CSX halted demolition at the roundhouse in December and discussed the possibility of the state taking over ownership of the property.

CSX was willing to donate the 42-acre property to the state in exchange for the state relieving the company of any future liability, Kevin Hurley said during an interview from CSX offices in Baltimore.

"They indicated they could not indemnify us," Hurley said, adding that demolition at the site was scheduled to resume next week.

State officials could not be reached for comment Wednesday.

On Tuesday, the Hagerstown Engineering and Inspections Department approved the final two demolition permits for the roundhouse complex.

CSX officials could not be reached for comment Wednesday.

Bartlett said that he had spoken with CSX officials and they were "supportive of having a meeting."

An official at AWS Remediation Inc., the Pittsburgh company hired to demolish the roundhouse, said Wednesday that their employees left the roundhouse site before Christmas and haven't been asked to return.

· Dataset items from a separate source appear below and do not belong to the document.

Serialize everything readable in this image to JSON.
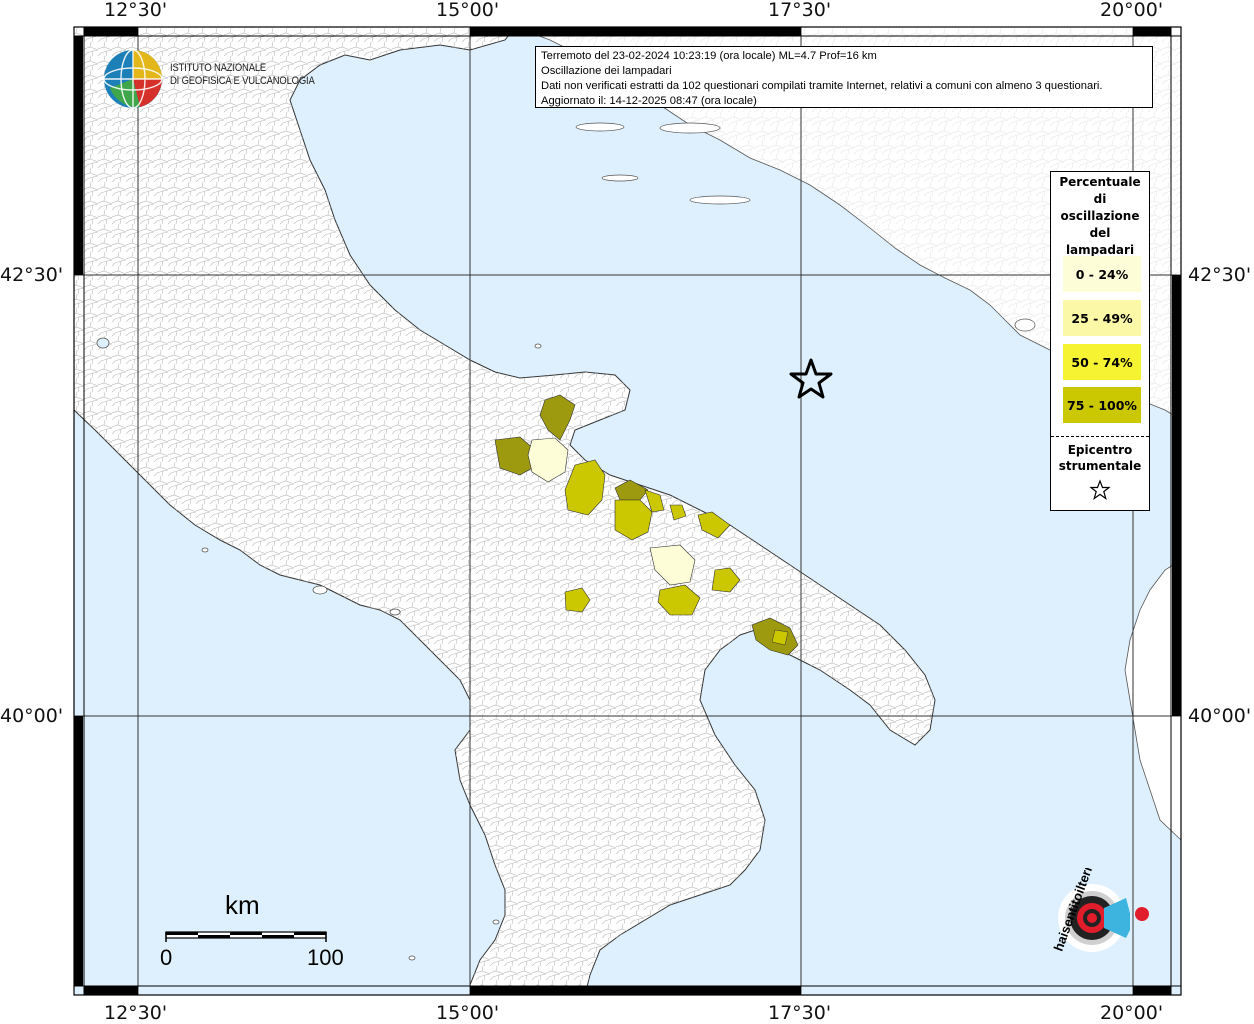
{
  "info": {
    "line1": "Terremoto del 23-02-2024 10:23:19 (ora locale) ML=4.7 Prof=16 km",
    "line2": "Oscillazione dei lampadari",
    "line3": "Dati non verificati estratti da 102 questionari compilati tramite Internet, relativi a comuni con almeno 3 questionari.",
    "line4": "Aggiornato il: 14-12-2025 08:47 (ora locale)"
  },
  "axes": {
    "top": [
      "12°30'",
      "15°00'",
      "17°30'",
      "20°00'"
    ],
    "bottom": [
      "12°30'",
      "15°00'",
      "17°30'",
      "20°00'"
    ],
    "left": [
      "42°30'",
      "40°00'"
    ],
    "right": [
      "42°30'",
      "40°00'"
    ]
  },
  "legend": {
    "title_lines": [
      "Percentuale",
      "di",
      "oscillazione",
      "del",
      "lampadari"
    ],
    "classes": [
      {
        "label": "0 - 24%",
        "color": "#fdfdd8"
      },
      {
        "label": "25 - 49%",
        "color": "#fbf8a8"
      },
      {
        "label": "50 - 74%",
        "color": "#f6f332"
      },
      {
        "label": "75 - 100%",
        "color": "#cbc700"
      }
    ],
    "epicenter_lines": [
      "Epicentro",
      "strumentale"
    ]
  },
  "institute": {
    "line1": "ISTITUTO NAZIONALE",
    "line2": "DI GEOFISICA E VULCANOLOGIA"
  },
  "scale": {
    "unit": "km",
    "zero": "0",
    "max": "100"
  },
  "logo_text": "haisentitoilterremoto.it",
  "colors": {
    "sea": "#def0fd",
    "land": "#ffffff",
    "c0": "#fdfdd8",
    "c1": "#fbf8a8",
    "c2": "#f6f332",
    "c3": "#cbc700",
    "c4": "#9e9a10"
  }
}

AWS has torn down almost 30 small buildings at the complex, but all major buildings are still standing, said Robert Rollins, a member of the Roundhouse Museum Board of Directors.

Rollins said he and other Roundhouse Museum backers are encouraged by the prospect of the meeting.

"It sounds like it might accomplish something," Rollins said. "Mr. Bartlett has kept things alive for us and we'll see what comes from this."